Mouler les ornements manquants et faire briller la dorure
Le cadre, constitué de bois recouvert de feuilles d’or, présentait des manques d’ornements et des trous d'insectes xylophages. Agnieszka Derniaux, qui a appris son métier en Pologne, son pays d’origine, a commencé par effectuer un refixage des parties écaillées puis a réalisé un traitement insecticide et fongicide. «On injecte un produit pour consolider le bois vermoulu et reboucher les trous». La spécialiste de la restauration de bois doré explique que l’étape suivante est la prise d'empreintes pour le moulage des ornements manquants pour pouvoir les réintégrer puis le nettoyage de chaque partie de la dorure avec des solvants, selon un protocole assurant la préservation de l’or. «On nettoie pour redonner de la brillance à la feuille d’or et ensuite on effectue un gommage à sec pour ôter les petits résidus restants», la finalité étant d’harmoniser les parties restaurées avec les parties anciennes conservées.
Retour sur le départ
en restauration
Lors de l’opération de déplacement, le tableau avait été monté sur un châssis spécialement conçu puis descendu d’une dizaine de mètres par la balustrade grâce à l’aide de l’équipe des services techniques de la Ville qu’Isabelle Moreaux-Jouannet qualifie comme ayant été « exemplaire ». «C’était tellement bien préparé et organisé que tout s’est fait très vite ». Le tableau avait ensuite été soigneusement emballé puis acheminé à l’atelier par des transporteurs spécialisés, où il est resté en période de stabilisation et d’adaptation à un nouveau lieu et une nouvelle température car les toiles du XIXe siècle sont décrites comme étant fragiles et réactives.

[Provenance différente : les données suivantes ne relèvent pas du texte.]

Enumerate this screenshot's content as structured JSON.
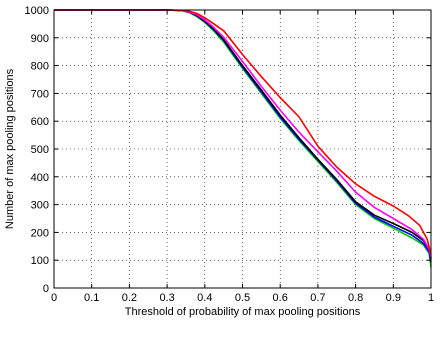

Restaurer pour mieux…exposer
L’exposition sur les frères Baud est prévue de septembre à décembre 2023. Le tableau «Le baptême du Christ par Saint Jean-Baptiste», qui sera exposé au rez-de chaussée du Musée, en sera la pièce phare. Des visites de l’église seront organisées pour découvrir les œuvres ne pouvant être déplacées. «Beaucoup de peintures murales ont été réalisées par les frères Baud. Des restaurateurs travaillent actuellement sur les œuvres des 2 chapelles latérales, les peintures murales du chœur ont été restaurées il y a quelques années. L’idée est de faire un zoom sur ce tableau resté aux oubliettes, de le valoriser et d’expliquer le processus de restauration» informe Marie-Magali Bernadet.
En attendant son grand retour à Rumilly, à la veille de l’exposition, le tableau, qui ne pourra être stocké dans les réserves du musée au vu de ses dimensions, restera au chaud et à l’abri de l’atelier, entre les mains réparatrices de ses deux restauratrices.
Antoine et Laurent Baud
Né en 1810 et mort en 1850. Antoine Baud est formé à l’école des Beaux-Arts de Genève. Les commandes de tableaux et portraits religieux lui permettent de vivre de sa peinture. A l’âge de 17 ans, il part pour Paris et y reste 2 ans. À son retour il devient professeur de peinture et de dessin au Collège Royal de Chambéry.
Son frère Laurent, né en 1827 et mort en 1907, bénéficie de son enseignement et devient à son tour professeur de dessin au collège Saint-François de Thonon-les-Bains, après avoir peint, entre autres, la fresque en trompe-l’œil de l’église Sainte-Agathe de Rumilly en 1863.